7. Illustrative Time-Travel Scenarios

• “Hitler and the Tram”

  • Setup: Traveler appears in Vienna, 1908, flash startles Hitler → Hitler steps back, avoids tram.

  • Counterfactual: \text{If (traveler absent)} \rightarrow \text{Hitler dies}.

  • Effect: Traveler unwittingly ensures Hitler’s survival. History includes this influence once and for all.
    • “Editing the Gettysburg Address”

  • Traveler meets Lincoln, who is torn between two drafts.

  • Advice: Choose the now-famous “conceived in liberty” version.

  • Counterfactual: \text{If (traveler silent)} \rightarrow \text{alternative speech}.

  • Outcome: Traveler shapes the sole existing rendition, yet does not delete an earlier speech from the record.

8. Philosophical Pay-offs and Implications

• Agency preserved: Travelers decide and act; their freedom is compatible with a fixed, consistent timeline.
• No fatalism: Consistency ≠ inevitability.

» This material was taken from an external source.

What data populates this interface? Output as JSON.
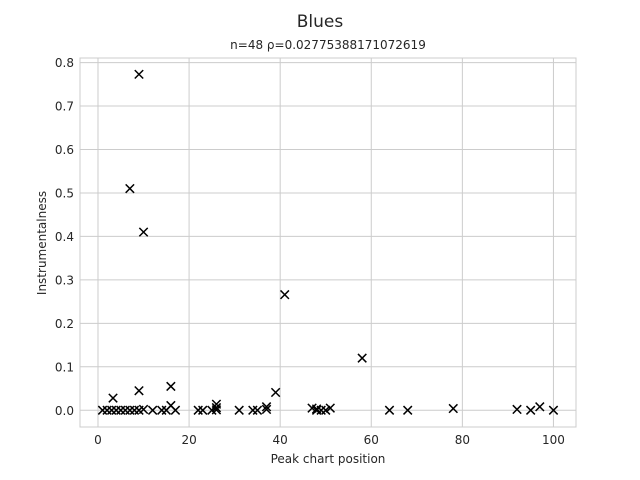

It only forbids actions that never were part of history.
• Ontological economy: No need for branching timelines or multiple histories (at least within Lewis’s single-timeline model).
• Ethical dimension: Travelers bear responsibility for outcomes they help bring about (e.g., unintentionally saving Hitler).

9. Links to Broader Lewisian Themes & Earlier Lectures

• Modal realism & counterfactuals: The same analytical machinery Lewis uses for ordinary “what-ifs” underwrites time-travel talk.
• Grandfather paradox revisited: The paradox arises only if we assume replacement change is possible for times; Lewis shows that assumption is mistaken.
• Practical upshot: Planning a time-travel mission must account for the fact that whatever you will do is already part of the past—but this still includes acts with genuine causal influence in the CFC sense.